Peluang News, Jakarta – Presiden Joko Widodo (Jokowi) angkat bicara mengenai maraknya dugaan ‘bagi-bagi jatah’ terkait kebijakannya yang memberikan Wilayah Izin Usaha Pertambangan Khusus (WIUPK) kepada Organisasi Kemasyarakatan (Ormas) Keagamaan di Indonesia.
Secara tegas, ia mengatakan, pemberian izin tambang tersebut bukan diberikan langsung kepada ormas, melainkan untuk badan usaha dari Organisasi Kemasyarakatan Keagamaan tersebut.
“Ya, jadi yang diberikan itu adalah sekali lagi badan-badan usaha yang ada di ormas, jadi bukan ormasnya,” tegas Jokowi usai melakukan peninjauan di Istana Negara IKN, Kalimantan Timur, Rabu (5/6/2024).
Ia menjelaskan, berbagai persyaratan yang harus dilakukan untuk menerima izin tersebut juga sangat ketat. Oleh karena itu, sekali lagi ia tekankan bahwa hanya badan-badan usaha yang berada di Ormas yang bisa mendapatkan izin, bukan ormasnya.

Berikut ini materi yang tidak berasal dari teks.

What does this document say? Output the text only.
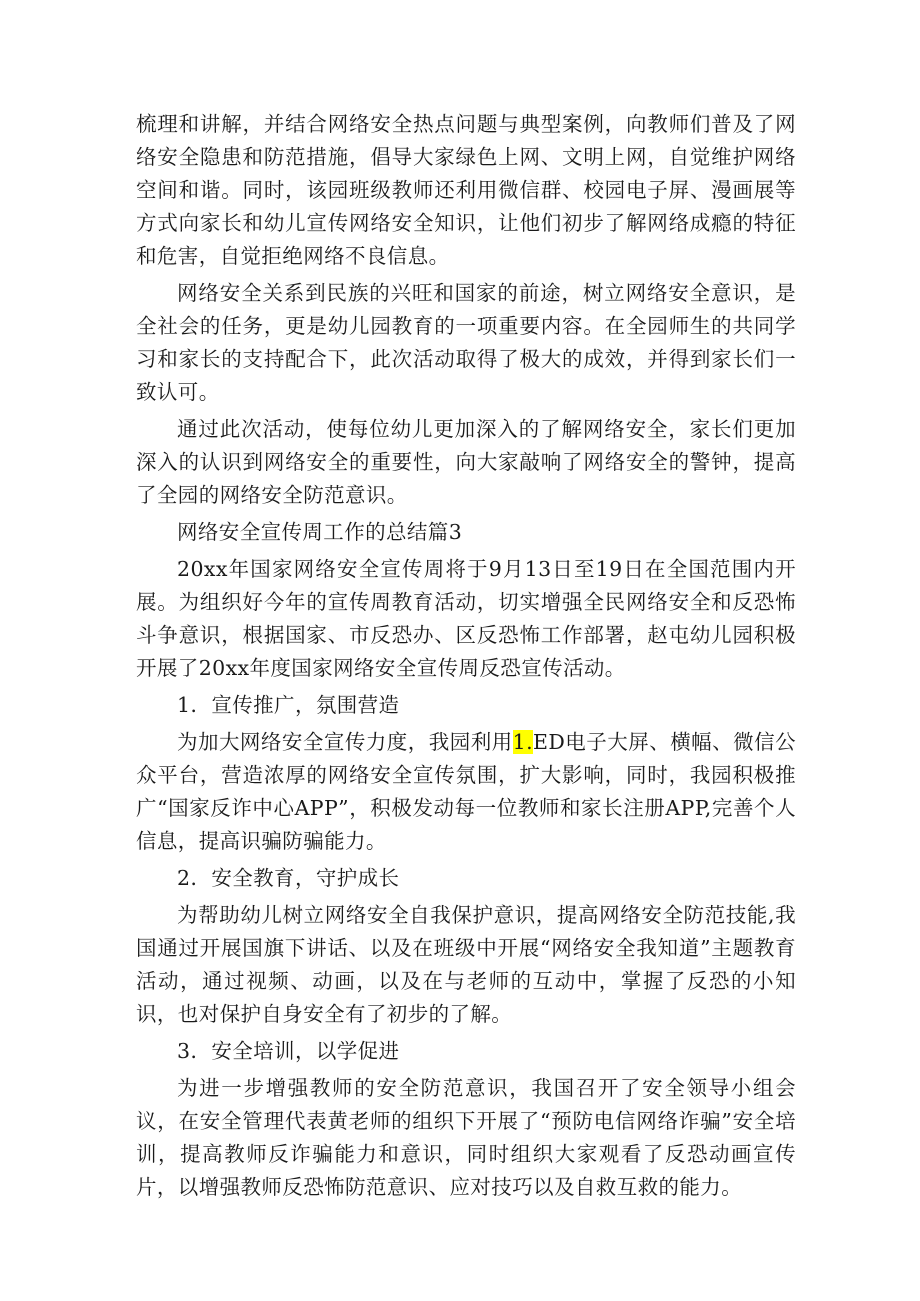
梳理和讲解，并结合网络安全热点问题与典型案例，向教师们普及了网络安全隐患和防范措施，倡导大家绿色上网、文明上网，自觉维护网络空间和谐。同时，该园班级教师还利用微信群、校园电子屏、漫画展等方式向家长和幼儿宣传网络安全知识，让他们初步了解网络成瘾的特征和危害，自觉拒绝网络不良信息。

网络安全关系到民族的兴旺和国家的前途，树立网络安全意识，是全社会的任务，更是幼儿园教育的一项重要内容。在全园师生的共同学习和家长的支持配合下，此次活动取得了极大的成效，并得到家长们一致认可。

通过此次活动，使每位幼儿更加深入的了解网络安全，家长们更加深入的认识到网络安全的重要性，向大家敲响了网络安全的警钟，提高了全园的网络安全防范意识。

网络安全宣传周工作的总结篇3

20xx年国家网络安全宣传周将于9月13日至19日在全国范围内开展。为组织好今年的宣传周教育活动，切实增强全民网络安全和反恐怖斗争意识，根据国家、市反恐办、区反恐怖工作部署，赵屯幼儿园积极开展了20xx年度国家网络安全宣传周反恐宣传活动。

1．宣传推广，氛围营造

为加大网络安全宣传力度，我园利用1.ED电子大屏、横幅、微信公众平台，营造浓厚的网络安全宣传氛围，扩大影响，同时，我园积极推广“国家反诈中心APP”，积极发动每一位教师和家长注册APP,完善个人信息，提高识骗防骗能力。

2．安全教育，守护成长

为帮助幼儿树立网络安全自我保护意识，提高网络安全防范技能,我国通过开展国旗下讲话、以及在班级中开展“网络安全我知道”主题教育活动，通过视频、动画，以及在与老师的互动中，掌握了反恐的小知识，也对保护自身安全有了初步的了解。

3．安全培训，以学促进

为进一步增强教师的安全防范意识，我国召开了安全领导小组会议，在安全管理代表黄老师的组织下开展了“预防电信网络诈骗”安全培训，提高教师反诈骗能力和意识，同时组织大家观看了反恐动画宣传片，以增强教师反恐怖防范意识、应对技巧以及自救互救的能力。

“Persyaratannya juga sangat ketat, baik itu diberikan kepada koperasi yang ada di ormas maupun mungkin PT dan lain-lain. Jadi badan usahanya yang dapat diberikan, bukan ormasnya,” ujarnya.
Sebelumnya, Presiden Jokowi resmi mengizinkan atau melegalkan organisasi kemasyarakatan (ormas) keagamaan untuk bisa mengelola tambang di tanah air.
Adapun aturan ini resmi diterbitkan melalui Peraturan Pemerintah (PP) Nomor 25 tahun 2024 tentang Perubahan Peraturan Pemerintah (PP) Nomor 96 Tahun 2021 tentang Pelaksanaan Kegiatan Usaha Pertambangan Mineral dan Batu Bara yang telah ditanda-tangani Jokowi pada Kamis (30/5/2024).
“Dalam rangka peningkatan kesejahteraan masyarakat, WIUPK dapat dilakukan penawaran secara prioritas kepada badan usaha yang dimiliki oleh organisasi kemasyarakatan keagamaan,” demikian bunyi Pasal 83a ayat (1) dalam PP tersebut.
Sebagai informasi, Wilayah Izin Usaha Pertambangan Khusus (WIUPK) sendiri merupakan wilayah yang merupakan bekas perjanjian karya pengusahaan pertambangan batu bara (PKP2B).
Diketahui, IUPK dan/atau kepemilikan saham organisasi kemasyarakatan keagamaan pada badan usaha ini tidak dapat dipindahtangankan sembarangan apalagi tanpa persetujuan dari menteri.